How can I code this in TBB such that my algorithm can work on a column at a time?
Assuming that: matrix is M (row) x N (column), and given pointer float* that points to the (0,0) of the matrix. Assume further that the matrix is contiguous.
Originally, I hand-coded this such that for each element in the column, I stride by i*N to get to the next row.
Taking this a step further: how can we parallelize a column strip (i.e. if an algorithm works on multiple columns at a time)?
What are the typical array dimensions?
The easiest way to operate on columns at the same time is to use a parallel_for.

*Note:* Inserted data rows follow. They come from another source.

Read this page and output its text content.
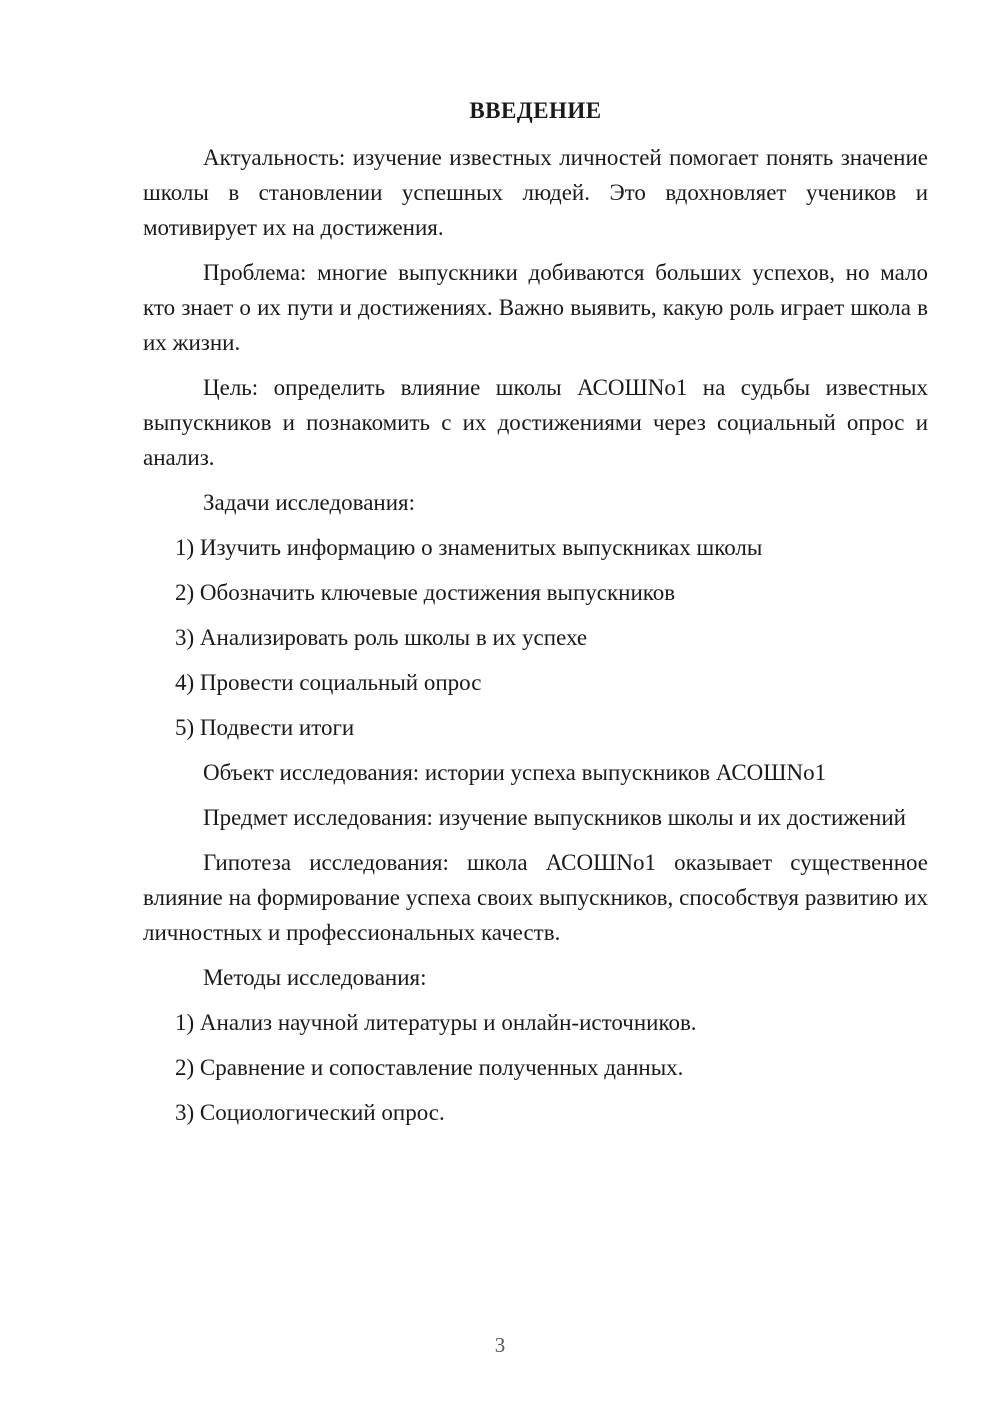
ВВЕДЕНИЕ

Актуальность: изучение известных личностей помогает понять значение школы в становлении успешных людей. Это вдохновляет учеников и мотивирует их на достижения.

Проблема: многие выпускники добиваются больших успехов, но мало кто знает о их пути и достижениях. Важно выявить, какую роль играет школа в их жизни.

Цель: определить влияние школы АСОШNo1 на судьбы известных выпускников и познакомить с их достижениями через социальный опрос и анализ.

Задачи исследования:
1) Изучить информацию о знаменитых выпускниках школы
2) Обозначить ключевые достижения выпускников
3) Анализировать роль школы в их успехе
4) Провести социальный опрос
5) Подвести итоги
Объект исследования: истории успеха выпускников АСОШNo1

Предмет исследования: изучение выпускников школы и их достижений

Гипотеза исследования: школа АСОШNo1 оказывает существенное влияние на формирование успеха своих выпускников, способствуя развитию их личностных и профессиональных качеств.

Методы исследования:
1) Анализ научной литературы и онлайн-источников.
2) Сравнение и сопоставление полученных данных.
3) Социологический опрос.
3
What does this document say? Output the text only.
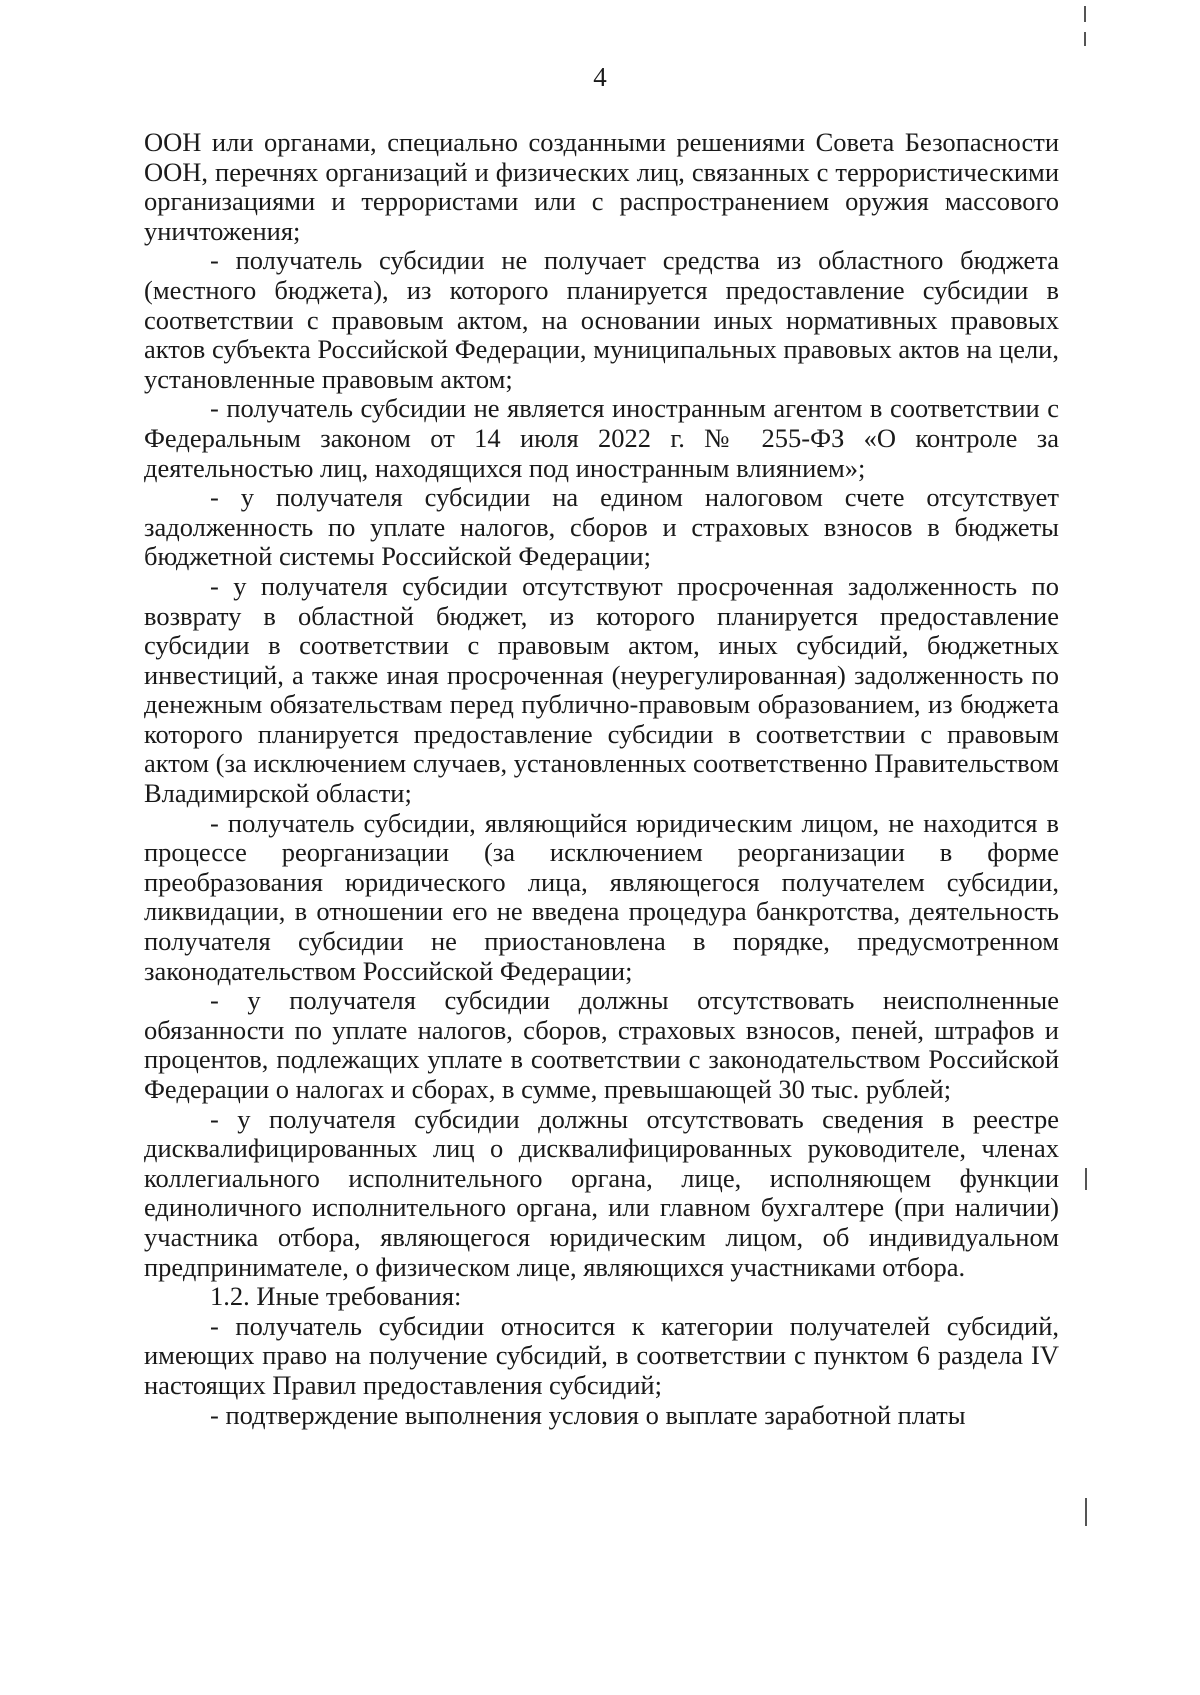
4

ООН или органами, специально созданными решениями Совета Безопасности ООН, перечнях организаций и физических лиц, связанных с террористическими организациями и террористами или с распространением оружия массового уничтожения;

- получатель субсидии не получает средства из областного бюджета (местного бюджета), из которого планируется предоставление субсидии в соответствии с правовым актом, на основании иных нормативных правовых актов субъекта Российской Федерации, муниципальных правовых актов на цели, установленные правовым актом;

- получатель субсидии не является иностранным агентом в соответствии с Федеральным законом от 14 июля 2022 г. № 255-ФЗ «О контроле за деятельностью лиц, находящихся под иностранным влиянием»;

- у получателя субсидии на едином налоговом счете отсутствует задолженность по уплате налогов, сборов и страховых взносов в бюджеты бюджетной системы Российской Федерации;

- у получателя субсидии отсутствуют просроченная задолженность по возврату в областной бюджет, из которого планируется предоставление субсидии в соответствии с правовым актом, иных субсидий, бюджетных инвестиций, а также иная просроченная (неурегулированная) задолженность по денежным обязательствам перед публично-правовым образованием, из бюджета которого планируется предоставление субсидии в соответствии с правовым актом (за исключением случаев, установленных соответственно Правительством Владимирской области;

- получатель субсидии, являющийся юридическим лицом, не находится в процессе реорганизации (за исключением реорганизации в форме преобразования юридического лица, являющегося получателем субсидии, ликвидации, в отношении его не введена процедура банкротства, деятельность получателя субсидии не приостановлена в порядке, предусмотренном законодательством Российской Федерации;

- у получателя субсидии должны отсутствовать неисполненные обязанности по уплате налогов, сборов, страховых взносов, пеней, штрафов и процентов, подлежащих уплате в соответствии с законодательством Российской Федерации о налогах и сборах, в сумме, превышающей 30 тыс. рублей;

- у получателя субсидии должны отсутствовать сведения в реестре дисквалифицированных лиц о дисквалифицированных руководителе, членах коллегиального исполнительного органа, лице, исполняющем функции единоличного исполнительного органа, или главном бухгалтере (при наличии) участника отбора, являющегося юридическим лицом, об индивидуальном предпринимателе, о физическом лице, являющихся участниками отбора.

1.2. Иные требования:

- получатель субсидии относится к категории получателей субсидий, имеющих право на получение субсидий, в соответствии с пунктом 6 раздела IV настоящих Правил предоставления субсидий;

- подтверждение выполнения условия о выплате заработной платы
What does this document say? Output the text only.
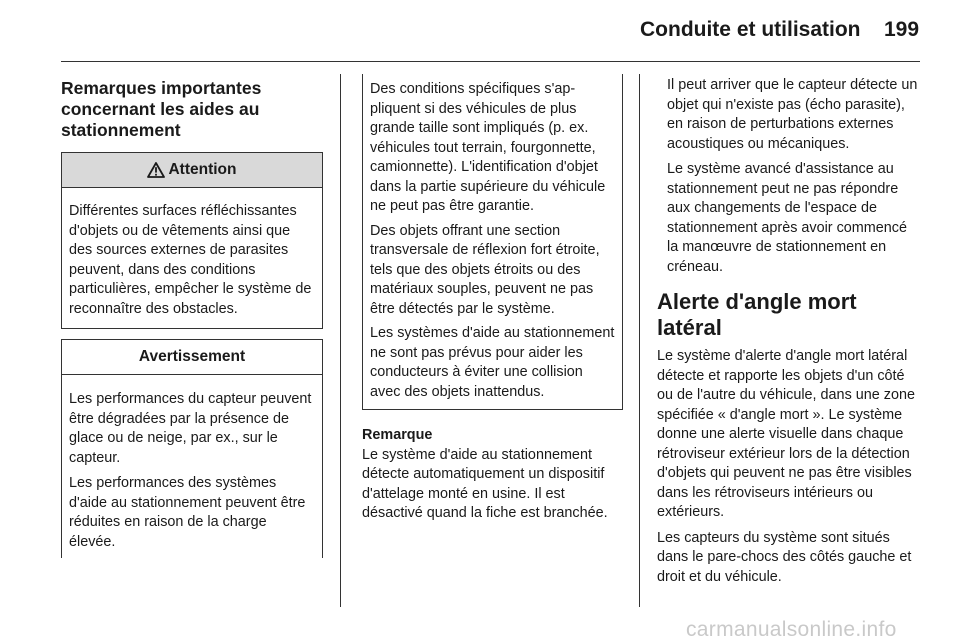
Conduite et utilisation 199
Remarques importantes concernant les aides au stationnement
Attention

Différentes surfaces réfléchissantes d'objets ou de vêtements ainsi que des sources externes de parasites peuvent, dans des conditions particulières, empêcher le système de reconnaître des obstacles.

Avertissement

Les performances du capteur peuvent être dégradées par la présence de glace ou de neige, par ex., sur le capteur.

Les performances des systèmes d'aide au stationnement peuvent être réduites en raison de la charge élevée.

Des conditions spécifiques s'appliquent si des véhicules de plus grande taille sont impliqués (p. ex. véhicules tout terrain, fourgonnette, camionnette). L'identification d'objet dans la partie supérieure du véhicule ne peut pas être garantie.

Des objets offrant une section transversale de réflexion fort étroite, tels que des objets étroits ou des matériaux souples, peuvent ne pas être détectés par le système.

Les systèmes d'aide au stationnement ne sont pas prévus pour aider les conducteurs à éviter une collision avec des objets inattendus.

Remarque

Le système d'aide au stationnement détecte automatiquement un dispositif d'attelage monté en usine. Il est désactivé quand la fiche est branchée.

Il peut arriver que le capteur détecte un objet qui n'existe pas (écho parasite), en raison de perturbations externes acoustiques ou mécaniques.

Le système avancé d'assistance au stationnement peut ne pas répondre aux changements de l'espace de stationnement après avoir commencé la manœuvre de stationnement en créneau.

Alerte d'angle mort latéral

Le système d'alerte d'angle mort latéral détecte et rapporte les objets d'un côté ou de l'autre du véhicule, dans une zone spécifiée « d'angle mort ». Le système donne une alerte visuelle dans chaque rétroviseur extérieur lors de la détection d'objets qui peuvent ne pas être visibles dans les rétroviseurs intérieurs ou extérieurs.

Les capteurs du système sont situés dans le pare-chocs des côtés gauche et droit et du véhicule.

carmanualsonline.info
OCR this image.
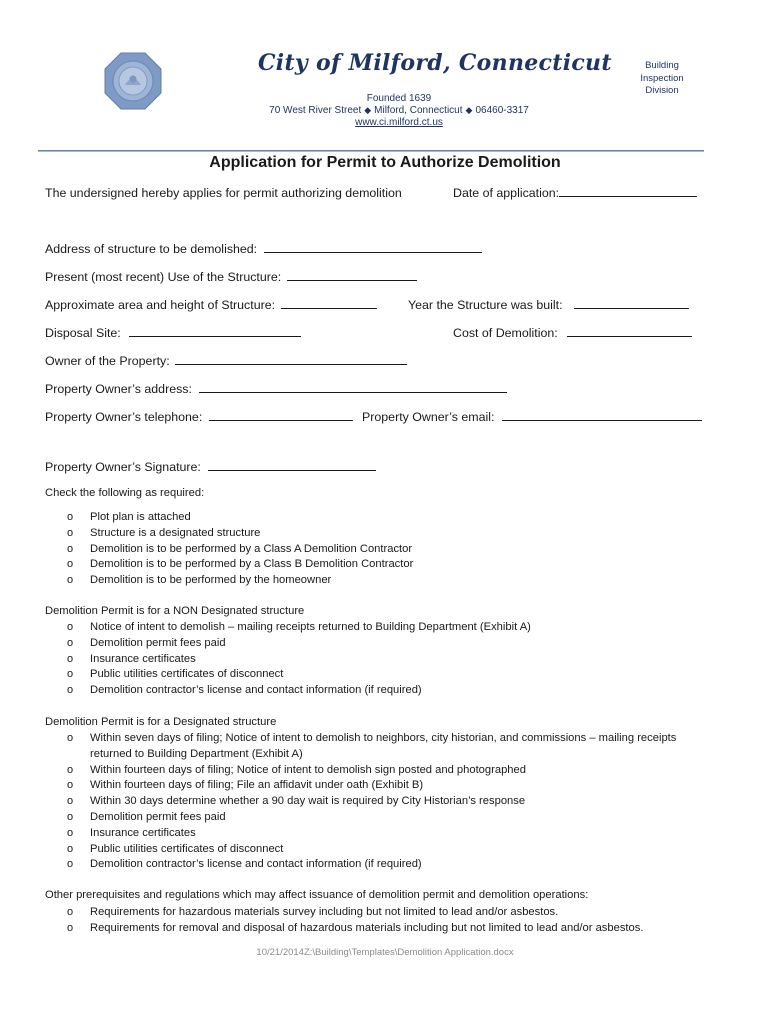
City of Milford, Connecticut
Founded 1639
70 West River Street ◆ Milford, Connecticut ◆ 06460-3317
www.ci.milford.ct.us
Building
Inspection
Division
Application for Permit to Authorize Demolition
The undersigned hereby applies for permit authorizing demolition	Date of application:
Address of structure to be demolished:
Present (most recent) Use of the Structure:
Approximate area and height of Structure:	Year the Structure was built:
Disposal Site:	Cost of Demolition:
Owner of the Property:
Property Owner’s address:
Property Owner’s telephone:	Property Owner’s email:
Property Owner’s Signature:
Check the following as required:
o Plot plan is attached
o Structure is a designated structure
o Demolition is to be performed by a Class A Demolition Contractor
o Demolition is to be performed by a Class B Demolition Contractor
o Demolition is to be performed by the homeowner
Demolition Permit is for a NON Designated structure
o Notice of intent to demolish – mailing receipts returned to Building Department (Exhibit A)
o Demolition permit fees paid
o Insurance certificates
o Public utilities certificates of disconnect
o Demolition contractor’s license and contact information (if required)
Demolition Permit is for a Designated structure
o Within seven days of filing; Notice of intent to demolish to neighbors, city historian, and commissions – mailing receipts returned to Building Department (Exhibit A)
o Within fourteen days of filing; Notice of intent to demolish sign posted and photographed
o Within fourteen days of filing; File an affidavit under oath (Exhibit B)
o Within 30 days determine whether a 90 day wait is required by City Historian’s response
o Demolition permit fees paid
o Insurance certificates
o Public utilities certificates of disconnect
o Demolition contractor’s license and contact information (if required)
Other prerequisites and regulations which may affect issuance of demolition permit and demolition operations:
o Requirements for hazardous materials survey including but not limited to lead and/or asbestos.
o Requirements for removal and disposal of hazardous materials including but not limited to lead and/or asbestos.
10/21/2014Z:\Building\Templates\Demolition Application.docx
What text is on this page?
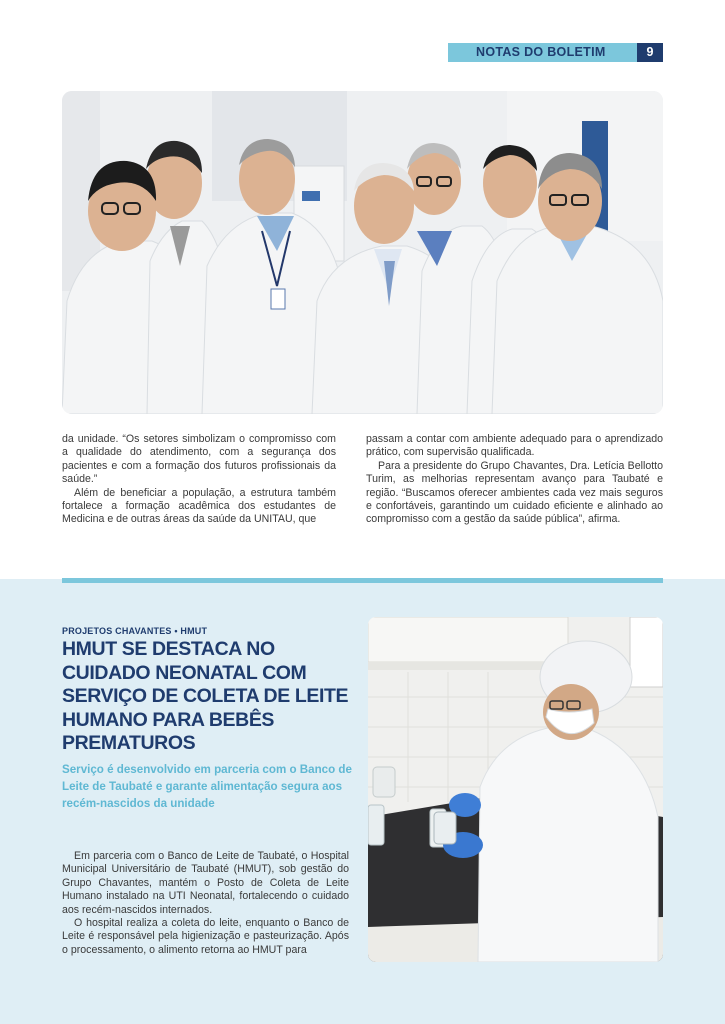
NOTAS DO BOLETIM	9

da unidade. “Os setores simbolizam o compromisso com a qualidade do atendimento, com a segurança dos pacientes e com a formação dos futuros profissionais da saúde.”

Além de beneficiar a população, a estrutura também fortalece a formação acadêmica dos estudantes de Medicina e de outras áreas da saúde da UNITAU, que

passam a contar com ambiente adequado para o aprendizado prático, com supervisão qualificada.

Para a presidente do Grupo Chavantes, Dra. Letícia Bellotto Turim, as melhorias representam avanço para Taubaté e região. “Buscamos oferecer ambientes cada vez mais seguros e confortáveis, garantindo um cuidado eficiente e alinhado ao compromisso com a gestão da saúde pública”, afirma.

PROJETOS CHAVANTES • HMUT
HMUT SE DESTACA NO CUIDADO NEONATAL COM SERVIÇO DE COLETA DE LEITE HUMANO PARA BEBÊS PREMATUROS
Serviço é desenvolvido em parceria com o Banco de Leite de Taubaté e garante alimentação segura aos recém-nascidos da unidade

Em parceria com o Banco de Leite de Taubaté, o Hospital Municipal Universitário de Taubaté (HMUT), sob gestão do Grupo Chavantes, mantém o Posto de Coleta de Leite Humano instalado na UTI Neonatal, fortalecendo o cuidado aos recém-nascidos internados.

O hospital realiza a coleta do leite, enquanto o Banco de Leite é responsável pela higienização e pasteurização. Após o processamento, o alimento retorna ao HMUT para
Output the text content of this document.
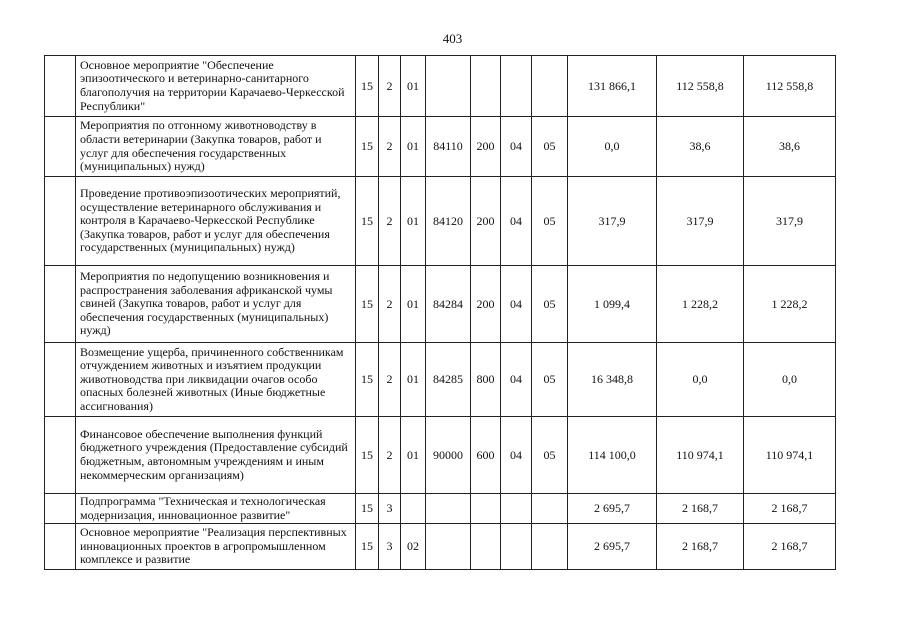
403
	Основное мероприятие "Обеспечение эпизоотического и ветеринарно-санитарного благополучия на территории Карачаево-Черкесской Республики"	15	2	01					131 866,1	112 558,8	112 558,8
	Мероприятия по отгонному животноводству в области ветеринарии (Закупка товаров, работ и услуг для обеспечения государственных (муниципальных) нужд)	15	2	01	84110	200	04	05	0,0	38,6	38,6
	Проведение противоэпизоотических мероприятий, осуществление ветеринарного обслуживания и контроля в Карачаево-Черкесской Республике (Закупка товаров, работ и услуг для обеспечения государственных (муниципальных) нужд)	15	2	01	84120	200	04	05	317,9	317,9	317,9
	Мероприятия по недопущению возникновения и распространения заболевания африканской чумы свиней (Закупка товаров, работ и услуг для обеспечения государственных (муниципальных) нужд)	15	2	01	84284	200	04	05	1 099,4	1 228,2	1 228,2
	Возмещение ущерба, причиненного собственникам отчуждением животных и изъятием продукции животноводства при ликвидации очагов особо опасных болезней животных (Иные бюджетные ассигнования)	15	2	01	84285	800	04	05	16 348,8	0,0	0,0
	Финансовое обеспечение выполнения функций бюджетного учреждения (Предоставление субсидий бюджетным, автономным учреждениям и иным некоммерческим организациям)	15	2	01	90000	600	04	05	114 100,0	110 974,1	110 974,1
	Подпрограмма "Техническая и технологическая модернизация, инновационное развитие"	15	3						2 695,7	2 168,7	2 168,7
	Основное мероприятие "Реализация перспективных инновационных проектов в агропромышленном комплексе и развитие	15	3	02					2 695,7	2 168,7	2 168,7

False sharingmay be a problem, particularly if the operations writes to columns of the matrix. One cache line on Core 2 Duo is 64 bytes. That's 16 floats. If you have thousands of columns, it might pay to process 16 columns at a time. Doing so would require writing range object similar to blocked_range, but always stays on multiple-of-16 boundaries. (If we ever add a fourth template parameter to blocked_range, it should be for this "multiple of" feature.) Or use the normal blocked_range, but let each index in it represent a group of 16 columns. That complicates the indexing calculations slightly but should not be unwieldly.
If there are too few columns for that scheme to work, you might actually be better off (at least with regard to cacheline traffic) copying each column to a temporary vector, operate on the temporary, and then copy back. Likewise copying might pay off if there are so many rows that a group of 16 columns will not fit in outer-level cache.
The parallel_for template tends to distribute indices relatively far apart to different threads, so if there are many more columns than worker threads, the false sharing issue might not be a big issue. I suggest trying the obvious straightforward indexing first.